Preparation of nanoscaled yttrium oxide by citrate precipitation method

The nano-Y_2O_3 was prepared from YCl_3 by the citrate precipitation method. The precursor powders were prepared by 0.1 mol/L YCl_3 solution and 0.1 mol/L hydrochloric acid in the presence of 1% surfactant PEG2000, which was dried via an ethanol azeotropic distillation method. The effects of reaction temperature, precursor concentration, hydrochloric acid concentration, surfactant, and calcination temperature on the mean sizes of nano-Y_2O_3 were studied. It was found that the highest yield of precursor was about 70% at the p H value of 5.0, and the yield decreased rapidly at the p H value below 4 or over 6. The reaction temperature revealed no effect on the size of precursor.
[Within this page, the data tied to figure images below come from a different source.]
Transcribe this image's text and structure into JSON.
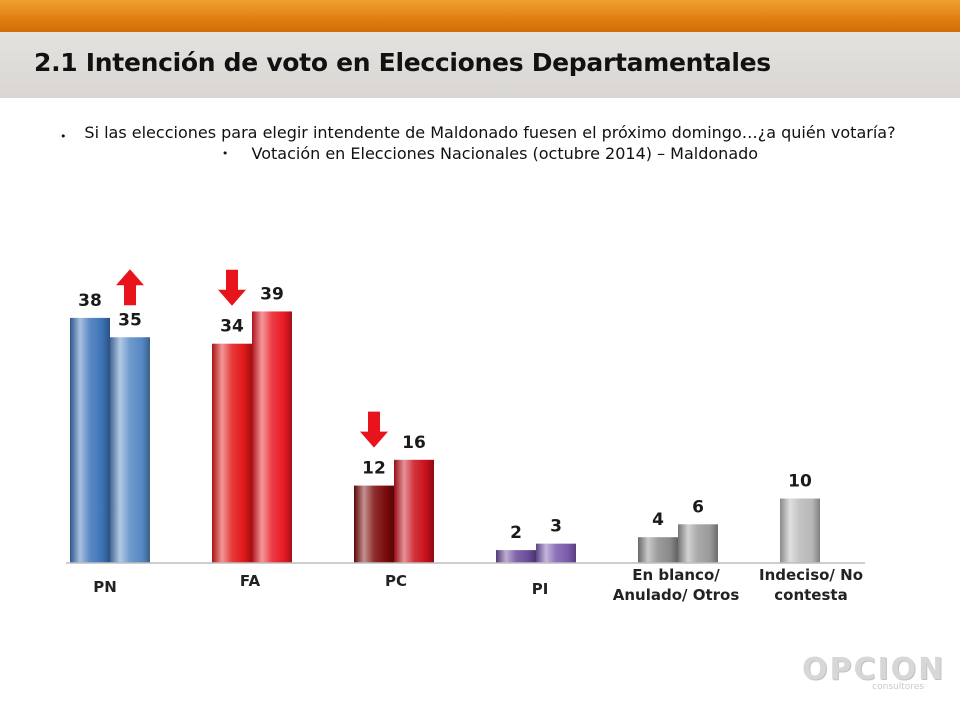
{
  "header": {
    "title": "2.1 Intención de voto en Elecciones Departamentales"
  },
  "bullets": [
    "Si las elecciones para elegir intendente de Maldonado fuesen el próximo domingo…¿a quién votaría?",
    "Votación en Elecciones Nacionales (octubre 2014) – Maldonado"
  ],
  "logo": {
    "name": "OPCION",
    "subtitle": "consultores"
  },
  "chart_data": {
    "type": "bar",
    "categories": [
      "PN",
      "FA",
      "PC",
      "PI",
      "En blanco/ Anulado/ Otros",
      "Indeciso/ No contesta"
    ],
    "category_label_lines": [
      [
        "PN"
      ],
      [
        "FA"
      ],
      [
        "PC"
      ],
      [
        "PI"
      ],
      [
        "En blanco/",
        "Anulado/ Otros"
      ],
      [
        "Indeciso/ No",
        "contesta"
      ]
    ],
    "series": [
      {
        "values": [
          38,
          34,
          12,
          2,
          4,
          10
        ]
      },
      {
        "values": [
          35,
          39,
          16,
          3,
          6,
          null
        ]
      }
    ],
    "bar_colors": [
      [
        "#3d74b8",
        "#e21818",
        "#7a0a0a",
        "#6a4c9c",
        "#8a8a8a",
        "#b8b8b8"
      ],
      [
        "#5588c4",
        "#e81a24",
        "#c8101a",
        "#7a5aae",
        "#9a9a9a",
        null
      ]
    ],
    "change_arrows": [
      {
        "category": "PN",
        "direction": "up",
        "color": "#e8141c"
      },
      {
        "category": "FA",
        "direction": "down",
        "color": "#e8141c"
      },
      {
        "category": "PC",
        "direction": "down",
        "color": "#e8141c"
      }
    ],
    "data_labels": true,
    "grid": false,
    "legend": "none",
    "title": "",
    "xlabel": "",
    "ylabel": ""
  }
}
The optimized precursor concentration and hydrochloric acid concentration were both 0.1 mol/L. Several typical analytic techniques such as particle size analyzer, X-ray diffraction(XRD), thermogravimetric and differential thermal analyses(TG-DTA) and scanning electron microscopy(SEM) were used to determine the characteristics of the prepared nano powders. Homogeneous torispherical nano-Y_2O_3 with the smallest size(20 nm) could be obtained by calcining the precursor powders at 800 oC for an hour.